ESG ist in der Prozessfinanzierung spätestens seit dem Dieselgate in aller Munde und Klima-klagen seit der Klage eines Bauers und Bergführers aus den peruanischen Anden gegen den deutschen Energieversorger RWE aus der Rechtsrealität nicht mehr wegzudenken. Auch Vermögensverwalter, Broker und Finanzdienstleister nehmen ökologische und soziale Kriterien sowie die daraus resultierenden Aspekte der Corporate Governance zunehmend unter die Lupe.
ESG-Verstöße werden härter geahndet
Es zeichnet sich der Trend ab, dass Unternehmen für ESG-Verstöße in den nächsten Jahren zunehmend zur Verantwortung gezogen werden. Dies wird konkrete Auswirkungen auf die Gewinne von Unternehmen sowie die Werthaltigkeit von Investments haben. Schon jetzt werden private Unternehmen mit Klimaklagen überzogen.
In Zukunft ist mit einem weiteren Anstieg zu rechnen, dies etwa vor dem Hintergrund, dass die EU derzeit einen Vorschlag der Kommission diskutiert, der die Rechte von Verbrauchern mit Blick auf Greenwashing stärken soll. Prozessfinanzierer, deren Geschäftstätigkeit darin besteht, in Gerichts- oder Schiedsverfahren zu investieren, erhalten vermehrt Anfragen aus dem ESG-Bereich.
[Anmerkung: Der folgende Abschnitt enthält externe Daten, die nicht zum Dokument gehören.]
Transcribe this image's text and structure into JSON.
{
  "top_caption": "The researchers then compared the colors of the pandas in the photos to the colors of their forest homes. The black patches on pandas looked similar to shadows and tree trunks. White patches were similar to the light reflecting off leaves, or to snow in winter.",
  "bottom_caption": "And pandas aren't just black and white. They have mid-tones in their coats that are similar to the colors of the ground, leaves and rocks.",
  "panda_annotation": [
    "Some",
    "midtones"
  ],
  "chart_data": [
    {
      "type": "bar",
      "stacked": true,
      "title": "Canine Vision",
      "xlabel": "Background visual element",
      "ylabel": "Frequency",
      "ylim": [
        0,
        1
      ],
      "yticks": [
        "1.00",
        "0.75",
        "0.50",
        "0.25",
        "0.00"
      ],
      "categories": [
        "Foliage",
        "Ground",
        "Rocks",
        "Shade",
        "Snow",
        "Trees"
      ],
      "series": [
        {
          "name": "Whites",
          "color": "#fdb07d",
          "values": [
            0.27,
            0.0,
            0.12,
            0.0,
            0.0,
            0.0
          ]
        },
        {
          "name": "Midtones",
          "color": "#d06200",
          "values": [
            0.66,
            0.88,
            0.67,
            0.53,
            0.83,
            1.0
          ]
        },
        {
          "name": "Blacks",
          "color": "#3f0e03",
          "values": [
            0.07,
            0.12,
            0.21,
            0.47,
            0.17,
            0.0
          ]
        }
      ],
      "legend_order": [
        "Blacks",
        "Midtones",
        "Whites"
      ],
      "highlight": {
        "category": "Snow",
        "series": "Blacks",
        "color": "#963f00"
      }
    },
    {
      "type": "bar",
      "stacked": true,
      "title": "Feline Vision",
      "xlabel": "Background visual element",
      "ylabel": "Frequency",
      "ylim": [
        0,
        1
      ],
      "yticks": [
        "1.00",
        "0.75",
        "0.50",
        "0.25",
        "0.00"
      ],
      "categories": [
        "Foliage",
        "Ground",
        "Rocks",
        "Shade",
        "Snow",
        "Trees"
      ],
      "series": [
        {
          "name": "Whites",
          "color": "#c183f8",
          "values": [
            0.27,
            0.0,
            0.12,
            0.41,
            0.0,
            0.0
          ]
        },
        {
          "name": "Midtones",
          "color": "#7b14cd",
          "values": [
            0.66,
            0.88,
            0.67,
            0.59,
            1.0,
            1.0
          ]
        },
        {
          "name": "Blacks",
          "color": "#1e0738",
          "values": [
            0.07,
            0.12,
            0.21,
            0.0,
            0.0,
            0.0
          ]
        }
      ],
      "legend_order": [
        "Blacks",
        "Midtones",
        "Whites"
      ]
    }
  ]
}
Denn aktivistische Anleger, die ihre Aufgabe auch darin sehen, die von ihnen in Form von Aktien gehaltenen Unternehmen zu kontrollieren und notfalls zur Rechenschaft zu ziehen, sowie Verbraucher- oder Umweltschutzorganisationen, nehmen immer mehr Einfluss auf die öffentliche Diskussion. Sie sind zunehmend gewillt, ihre Rechte gerichtlich durchzusetzen, aber sind hierfür häufig auf Drittmittel angewiesen.
ESG in der Prozessführung
ESG spielt schon seit Anfang des letzten Jahrzehnts eine wesentliche Rolle in Gerichtsverfahren. Obwohl zunächst in erster Linie Klagen gegen staatliche Akteure erhoben wurden, hat sich dies inzwischen auch auf die Privatwirtschaft ausgeweitet, sodass auch immer mehr Unternehmen bis hin zu global tätigen Konzernen Ziel solcher Klagen werden.
Spricht man von Klagen gegen private Wirtschaftsunternehmen, so kann man zwei Kategorien von Klagen unterscheiden. Bei der ersten handelt es sich im Wesentlichen um Klagen, die die Unternehmen zwingen sollen, bestimmte Standards einzuhalten oder Handlungen zu unterlassen. Dabei versuchen die klagenden Parteien, die von Gerichten entwickelten Grundsätze in Bezug auf staatliche Beklagte auch auf die privaten anzuwenden und das zum Teil mit Erfolg.
So hat ein Gericht in den Niederlanden in der Sache Urgenda im Jahr 2019 festgestellt, dass die staatliche Pflicht bestehe, Maßnahmen zur Eindämmung des Klimawandels und insbesondere zur Reduktion von Emissionen zu ergreifen. Diese Grundsätze sind wenige Jahre später in der Sache Milieudefensie/Shell auch auf private Unternehmen ausgeweitet worden. In einer 2021 ergangenen Entscheidung hat das Gericht Shell verurteilt, zukünftige Treibhausgasemissionen zu reduzieren. Die Rechtsgrundlage bildeten dabei ungeschriebene Verkehrssicherungs- und Sorgfaltspflichten.